Massacrer au nom de YHWH ?
Oui ! Dans la Bible, un grand nombre de massacres sont commis par YHWH lui-même ou en son nom.
Dans quels textes ? Comment les interpréter ?
1 – Dans quels textes ?
- Dans l’Exode, la libération du peuple d’Israël passe par la mort des premiers-nés égyptiens : ainsi parle le Seigneur : « Vers minuit, je sortirai au milieu de l’Égypte ; tout premier-né mourra dans le pays d’Égypte, afin que vous connaissiez que le Seigneur fait une distinction entre l’Égypte et Israël » (Exode 11,4…7)
- Lors de la traversée de la mer Rouge, « c’est le Seigneur qui combat pour Israël » ; après le passage du peuple, son ange ramène les eaux qui noient l’armée de pharaon. Moïse entonne alors un chant de guerre (Exode 15,3) : « le Seigneur est un guerrier… ». Plus tard, lors de la traversée du désert, « le Seigneur lui-même marche à la tête de son peuple » (Exode 13,21).
- Durant la conquête de la « Terre Promise », le Seigneur enverra devant Israël un ange qui chassera les peuples occupant le pays (Exode 33,2) et leur accorde la victoire sur les cananéens ; en échange, Israël doit les vouer à l’interdit (herem 1) les habitants et leur ville. Lors de la victoire sur Sihon et Og, rois des Amorites, est cité le livre des guerres du Seigneur (Nombres 21,14). C’est encore le Seigneur qui organise, comme un chef militaire, les recensements du peuple et de l’armée. En Nombres 31,13s , lors du combat contre les madianites, ils tuèrent tous les prisonniers, hommes, femmes et enfants, pour « exercer la vengeance du Seigneur sur Madian » ; pour obtenir ce massacre, Moïse dût se fâcher contre les chefs d’Israël qui avaient laissé la vie à toutes les femmes ; or seules les filles vierges furent épargnées par Moise, signe qu’il s’agissait bien d’une guerre sacrée.

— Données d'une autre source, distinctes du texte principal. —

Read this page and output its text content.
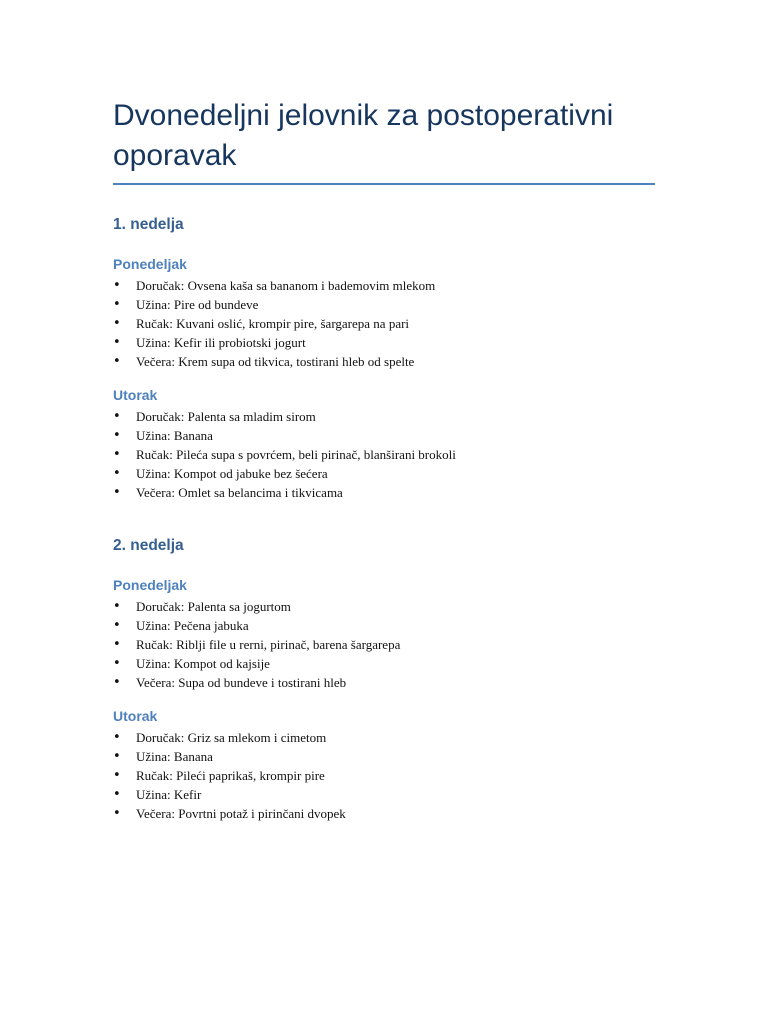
Dvonedeljni jelovnik za postoperativni oporavak
1. nedelja
Ponedeljak
• Doručak: Ovsena kaša sa bananom i bademovim mlekom
• Užina: Pire od bundeve
• Ručak: Kuvani oslić, krompir pire, šargarepa na pari
• Užina: Kefir ili probiotski jogurt
• Večera: Krem supa od tikvica, tostirani hleb od spelte
Utorak
• Doručak: Palenta sa mladim sirom
• Užina: Banana
• Ručak: Pileća supa s povrćem, beli pirinač, blanširani brokoli
• Užina: Kompot od jabuke bez šećera
• Večera: Omlet sa belancima i tikvicama
2. nedelja
Ponedeljak
• Doručak: Palenta sa jogurtom
• Užina: Pečena jabuka
• Ručak: Riblji file u rerni, pirinač, barena šargarepa
• Užina: Kompot od kajsije
• Večera: Supa od bundeve i tostirani hleb
Utorak
• Doručak: Griz sa mlekom i cimetom
• Užina: Banana
• Ručak: Pileći paprikaš, krompir pire
• Užina: Kefir
• Večera: Povrtni potaž i pirinčani dvopek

- Josué, successeur de Moise, « s’incline devant le chef de l’armée du Seigneur » (Josué 5, 14). La ville de Jéricho est prise au cours d’une « liturgie guerrière » : la clameur poussée au moment de l’assaut, l’usage du cor, les 7 processions, la mention des prêtres précédant l’arche, tous ces éléments manifestent le caractère liturgique et guerrier du récit. Après Jéricho, toute la population de la ville d’Ai est passée au fil du rasoir. D’autres villes, celles du Sud notamment, sont vouées aussi à la destruction totale, suivant les commandements de Deutéronome 20,16.
- Sous les juges, YHWH reste le chef de guerre : Gédéon ne gardera que 300 hommes pour que la victoire soit attribuée à YHWH seul.
- L’épisode du rejet de Saül est révélateur : il a été écarté par le prophète Samuel pour deux motifs : ne voyant pas arriver le prophète, Saul offrit l’holocauste, geste réservé au prophète qui est l’intermédiaire entre Dieu et le roi ; autre grief : Saul épargna le roi Agag et le meilleur du bétail que le peuple ne voulut pas vuer à l’interdit ; par contre, en vrai « trafiquant », Saul avait voué à l’interdit toute la marchandise sans valeur (1Samuel 14 et 15).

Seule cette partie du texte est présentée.